In 2018, after Desilets met with Governor Christopher Sununu and his wife, the program was adopted as part of the Social and Emotional Learning (SEL) in New Hampshire Schools. The DOC then included Choose Love in its programming after Commissioner Hanks heard Lewis speak briefly about Choose Love during an Executive Council meeting in 2021.
“I shared with Commissioner Hanks more deeply about Choose Love and all that it teaches, and she wholeheartedly embraced this,” Desilets says. “The DOC administration and staff have been some of the most dedicated people I have ever worked with.”
She says inmates have been able to find purpose in their lives, “no matter their backgrounds or the length of their sentence.”
To date, four Choose Love graduating classes have taken place at the women’s facility, two at the men’s, and both have started their next round of classes.

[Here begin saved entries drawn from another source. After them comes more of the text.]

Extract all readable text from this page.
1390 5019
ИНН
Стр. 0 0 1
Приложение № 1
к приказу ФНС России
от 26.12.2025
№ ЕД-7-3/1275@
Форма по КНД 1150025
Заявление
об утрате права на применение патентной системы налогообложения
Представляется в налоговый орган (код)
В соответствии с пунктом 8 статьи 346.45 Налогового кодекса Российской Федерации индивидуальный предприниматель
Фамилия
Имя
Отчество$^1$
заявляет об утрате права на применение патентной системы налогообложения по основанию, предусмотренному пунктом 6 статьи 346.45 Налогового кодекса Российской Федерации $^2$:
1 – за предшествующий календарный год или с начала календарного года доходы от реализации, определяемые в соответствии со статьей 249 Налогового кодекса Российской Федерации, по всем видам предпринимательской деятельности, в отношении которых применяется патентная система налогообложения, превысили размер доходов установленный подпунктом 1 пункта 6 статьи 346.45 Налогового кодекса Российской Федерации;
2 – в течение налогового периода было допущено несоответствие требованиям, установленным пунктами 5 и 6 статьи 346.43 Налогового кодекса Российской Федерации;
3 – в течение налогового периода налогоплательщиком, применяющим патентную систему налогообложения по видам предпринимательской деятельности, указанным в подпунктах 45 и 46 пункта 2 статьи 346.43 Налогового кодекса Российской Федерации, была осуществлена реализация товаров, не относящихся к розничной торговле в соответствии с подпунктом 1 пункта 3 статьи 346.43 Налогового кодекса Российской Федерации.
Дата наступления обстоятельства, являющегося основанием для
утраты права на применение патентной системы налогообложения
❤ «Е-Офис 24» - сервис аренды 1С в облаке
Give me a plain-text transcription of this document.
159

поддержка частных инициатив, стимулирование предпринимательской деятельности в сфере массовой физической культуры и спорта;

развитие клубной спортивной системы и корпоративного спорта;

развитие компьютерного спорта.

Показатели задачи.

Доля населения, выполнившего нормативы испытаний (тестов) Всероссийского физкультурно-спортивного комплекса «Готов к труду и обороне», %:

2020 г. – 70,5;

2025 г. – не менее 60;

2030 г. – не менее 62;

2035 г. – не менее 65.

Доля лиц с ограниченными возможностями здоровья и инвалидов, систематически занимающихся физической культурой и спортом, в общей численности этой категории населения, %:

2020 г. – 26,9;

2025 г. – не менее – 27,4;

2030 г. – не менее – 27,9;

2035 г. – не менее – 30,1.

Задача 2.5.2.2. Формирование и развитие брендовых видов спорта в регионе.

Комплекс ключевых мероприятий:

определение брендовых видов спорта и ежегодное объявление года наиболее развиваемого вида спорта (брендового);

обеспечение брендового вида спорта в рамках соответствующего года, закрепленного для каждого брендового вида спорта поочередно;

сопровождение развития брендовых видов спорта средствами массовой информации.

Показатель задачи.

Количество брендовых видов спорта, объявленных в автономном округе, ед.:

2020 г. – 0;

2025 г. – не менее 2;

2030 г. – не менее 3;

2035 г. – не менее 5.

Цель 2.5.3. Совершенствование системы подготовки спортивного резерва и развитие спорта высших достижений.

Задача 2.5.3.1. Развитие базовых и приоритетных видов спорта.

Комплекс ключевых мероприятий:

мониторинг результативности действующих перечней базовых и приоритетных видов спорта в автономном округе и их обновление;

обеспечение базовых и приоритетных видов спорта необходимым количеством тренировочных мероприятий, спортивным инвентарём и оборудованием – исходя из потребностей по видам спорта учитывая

Choose Love is also running at the Transitional Housing Units to help the residents integrate back into society.
According to the 2018 cohort of the DOC study, 568 out of 1,187 people – including 160 female inmates – returned to corrections facilities over a 36-month period after being released.
DOC Public Information Officer Jane Graham says one way of measuring rehabilitation is to look at recidivism rates. Programs involving sex offender treatment, substance use disorders, and educational and vocational programs are designed to provide rehabilitation to hopefully prevent what the DOC calls “returns” in its 2018 study.
From the 2018 cohort, those who returned to correctional facilities fall into two categories: new sentences and probation and parole violations.
Of the 313 people in the 2018 cohort originally sentenced for drug and alcohol offenses, 146 (46.6 percent) returned to prisons. There were 202 people (53.9 percent) who returned because of property crimes, including burglary and shoplifting; and 175 people (45.3 percent) charged with violent crimes, including “any bodily damage to a person,” returned.
Age also matters when it comes to recidivism. The same study shows that the older people get the less they reoffend. The 20 to 29 age range had the highest percentage of returns (53.5 percent), those aged 50 to 59 had a return rate of 34.4 percent, and the return rate for those over 59 was 32.4 percent.